Explanation / Answer

According to the Subchapter K of Chapter 1 of the U.S. Internal Revenue Code , A pertneship firm is a "flow through entity" It means that such firm doesnt pay taxes on its income but rather tax is paid by distributive owners.

So, in the given Question:

In the hand of the Partnership:

Nothing will be taxable , since partners are liable to pay tax. However, Partnership firm can claim the deduction of the salary paid to Alex as per the Partnership agreement.

Tax Treatment In the hands of Partners :

Alex: Following items shall be included in the income of Alex

- Salary received of $ 50,000 from partnership firm.
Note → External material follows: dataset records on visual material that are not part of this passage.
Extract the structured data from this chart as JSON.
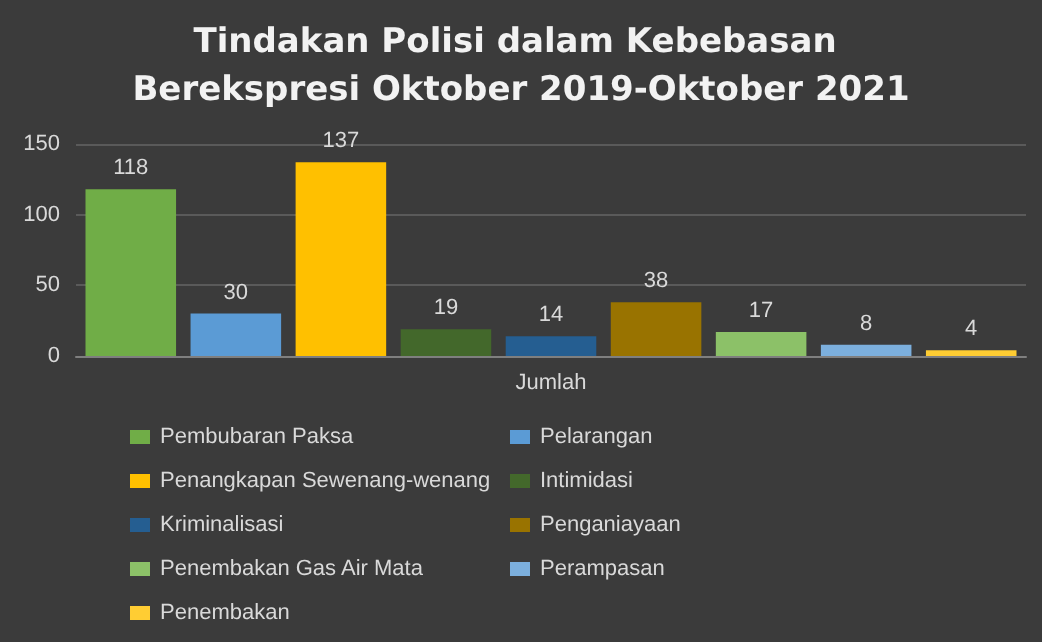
{
  "chart_data": {
    "type": "bar",
    "title": "Tindakan Polisi dalam Kebebasan Berekspresi Oktober 2019-Oktober 2021",
    "categories": [
      "Jumlah"
    ],
    "series": [
      {
        "name": "Pembubaran Paksa",
        "color": "#70ad47",
        "values": [
          118
        ]
      },
      {
        "name": "Pelarangan",
        "color": "#5b9bd5",
        "values": [
          30
        ]
      },
      {
        "name": "Penangkapan Sewenang-wenang",
        "color": "#ffc000",
        "values": [
          137
        ]
      },
      {
        "name": "Intimidasi",
        "color": "#43682b",
        "values": [
          19
        ]
      },
      {
        "name": "Kriminalisasi",
        "color": "#255e91",
        "values": [
          14
        ]
      },
      {
        "name": "Penganiayaan",
        "color": "#997300",
        "values": [
          38
        ]
      },
      {
        "name": "Penembakan Gas Air Mata",
        "color": "#8cc168",
        "values": [
          17
        ]
      },
      {
        "name": "Perampasan",
        "color": "#7cafdd",
        "values": [
          8
        ]
      },
      {
        "name": "Penembakan",
        "color": "#ffcd33",
        "values": [
          4
        ]
      }
    ],
    "ylim": [
      0,
      150
    ],
    "yticks": [
      0,
      50,
      100,
      150
    ],
    "grid": "y",
    "legend": "bottom",
    "data_labels": true
  }
}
- Share in the profit (Income ) $ 30,000

Pam: Following items shall be included in the income of Pam:

-  - Share in the profit (Income ) $ 30,000

Note: Please see that $60,000 is the assessable income (not revenue) of the partnership. Income arises after deduction of expenses from revenue. So, expenses are already deducted to arrive at the income of $60,000.

- Since losses are divided in the equal ratios, profit will be shared in the same ratio.